掲示伝道(9月no1)

自己に執着すればするほど、人は真の自己を失う。

 自己をなくせばなくすほど、人はその人自身になる」ミヒャエル・エンデ


 自分という存在に執着し、いつでも自分の思い通りに生きたいと願いのが私でしょう。でも、その「自分、自分」といって握りしめている自分とはどのような存在なのでしょうか。

 仏教では我々の存在は「諸行無常(あらゆる存在は常に変化しており、移ろいゆく)」であり、それゆえに「諸法無我(あらゆる存在に永遠不変の実体、我はない)」と教えます。それは私たちの存在が「縁起(あらゆる存在は縁によって起こっている)」的存在であるからです。
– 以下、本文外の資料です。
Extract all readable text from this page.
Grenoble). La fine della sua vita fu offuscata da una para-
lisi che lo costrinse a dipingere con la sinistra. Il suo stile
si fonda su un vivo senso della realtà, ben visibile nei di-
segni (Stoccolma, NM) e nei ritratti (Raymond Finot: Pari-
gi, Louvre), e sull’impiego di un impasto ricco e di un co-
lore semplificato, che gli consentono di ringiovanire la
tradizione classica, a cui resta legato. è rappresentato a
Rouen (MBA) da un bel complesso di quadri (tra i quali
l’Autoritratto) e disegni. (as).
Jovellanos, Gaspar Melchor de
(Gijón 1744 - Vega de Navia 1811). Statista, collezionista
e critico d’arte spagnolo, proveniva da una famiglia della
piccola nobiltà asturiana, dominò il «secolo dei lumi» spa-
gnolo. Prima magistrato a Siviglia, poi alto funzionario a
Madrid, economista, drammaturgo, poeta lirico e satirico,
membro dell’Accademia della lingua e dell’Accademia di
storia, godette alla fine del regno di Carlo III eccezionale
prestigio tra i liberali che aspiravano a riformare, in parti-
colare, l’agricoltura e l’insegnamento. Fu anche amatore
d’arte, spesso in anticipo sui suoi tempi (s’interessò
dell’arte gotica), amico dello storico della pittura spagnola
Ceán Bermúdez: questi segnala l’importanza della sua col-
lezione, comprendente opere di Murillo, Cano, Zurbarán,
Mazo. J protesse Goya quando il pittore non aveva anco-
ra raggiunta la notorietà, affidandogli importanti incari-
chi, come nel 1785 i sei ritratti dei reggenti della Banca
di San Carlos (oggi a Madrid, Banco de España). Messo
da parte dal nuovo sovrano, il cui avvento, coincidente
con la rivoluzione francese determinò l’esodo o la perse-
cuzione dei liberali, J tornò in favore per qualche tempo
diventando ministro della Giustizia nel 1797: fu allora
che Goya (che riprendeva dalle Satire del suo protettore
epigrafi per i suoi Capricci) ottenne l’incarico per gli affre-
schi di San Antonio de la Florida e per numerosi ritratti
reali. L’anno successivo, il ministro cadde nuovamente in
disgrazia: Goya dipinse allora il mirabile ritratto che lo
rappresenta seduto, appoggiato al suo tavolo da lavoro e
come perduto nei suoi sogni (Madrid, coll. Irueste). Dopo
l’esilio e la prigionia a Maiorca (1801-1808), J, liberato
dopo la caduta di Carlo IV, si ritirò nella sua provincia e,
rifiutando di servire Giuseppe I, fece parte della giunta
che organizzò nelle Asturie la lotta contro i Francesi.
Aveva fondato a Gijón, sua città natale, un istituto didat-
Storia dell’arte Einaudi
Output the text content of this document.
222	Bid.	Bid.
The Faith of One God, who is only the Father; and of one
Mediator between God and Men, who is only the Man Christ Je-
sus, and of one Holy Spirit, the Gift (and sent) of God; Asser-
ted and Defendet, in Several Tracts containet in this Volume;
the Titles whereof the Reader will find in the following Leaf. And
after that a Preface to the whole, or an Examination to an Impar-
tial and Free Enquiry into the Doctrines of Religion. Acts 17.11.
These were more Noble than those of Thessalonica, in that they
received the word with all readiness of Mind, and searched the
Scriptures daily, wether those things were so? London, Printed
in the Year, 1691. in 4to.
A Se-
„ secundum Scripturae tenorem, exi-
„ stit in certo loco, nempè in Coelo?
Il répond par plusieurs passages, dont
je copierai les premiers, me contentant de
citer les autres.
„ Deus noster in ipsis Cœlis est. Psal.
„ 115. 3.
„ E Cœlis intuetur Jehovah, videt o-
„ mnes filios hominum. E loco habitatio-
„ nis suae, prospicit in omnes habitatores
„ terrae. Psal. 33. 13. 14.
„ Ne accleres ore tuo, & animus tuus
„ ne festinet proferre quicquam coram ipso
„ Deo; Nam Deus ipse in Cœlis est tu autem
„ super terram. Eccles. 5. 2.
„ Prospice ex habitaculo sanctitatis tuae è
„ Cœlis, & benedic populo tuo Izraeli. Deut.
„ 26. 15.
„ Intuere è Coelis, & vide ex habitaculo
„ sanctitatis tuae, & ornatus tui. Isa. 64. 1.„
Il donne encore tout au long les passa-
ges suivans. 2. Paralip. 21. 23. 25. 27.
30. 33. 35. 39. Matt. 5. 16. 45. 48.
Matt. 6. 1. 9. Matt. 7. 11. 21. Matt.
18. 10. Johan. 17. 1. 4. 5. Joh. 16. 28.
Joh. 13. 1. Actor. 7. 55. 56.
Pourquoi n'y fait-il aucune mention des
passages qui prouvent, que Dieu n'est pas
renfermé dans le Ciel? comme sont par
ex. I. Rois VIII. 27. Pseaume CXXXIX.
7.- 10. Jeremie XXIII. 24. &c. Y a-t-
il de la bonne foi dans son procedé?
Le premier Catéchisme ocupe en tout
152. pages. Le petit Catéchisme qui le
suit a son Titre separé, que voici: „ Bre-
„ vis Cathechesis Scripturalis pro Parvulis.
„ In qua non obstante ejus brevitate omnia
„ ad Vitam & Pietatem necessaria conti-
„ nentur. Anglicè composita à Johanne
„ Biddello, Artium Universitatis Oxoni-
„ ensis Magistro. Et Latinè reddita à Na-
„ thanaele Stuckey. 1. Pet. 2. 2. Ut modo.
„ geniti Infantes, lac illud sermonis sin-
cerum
 そのような私の存在の真実を見失っているからこそ、私たちは迷い苦しむのです(一切皆苦)。ミヒャエル・エンデは、そのような私たちの在り方を「真の自己を失う」と言っているのではないでしょうか。

 仏教はそのような私の相を教え、救い遂げようと私たちに届けられています。「私、私」と握りしめている我が思いを知らされ、破られてこそ、どのような自分であっても、どのような境遇、環境にあろうとも、私を私として本当に引き受けて生きていくことができるのでしょう。そのことをミヒャエル・エンデは「その人自身になる」とおっしゃっているのではないでしょうか。

 私という不可思議なる存在から目をそらさず、教えを依り処として生きることにおいて、はじめてそのような歩みが始まっていくのです。また、それこそが仏さまの、いのちそのものの願いなのでしょう。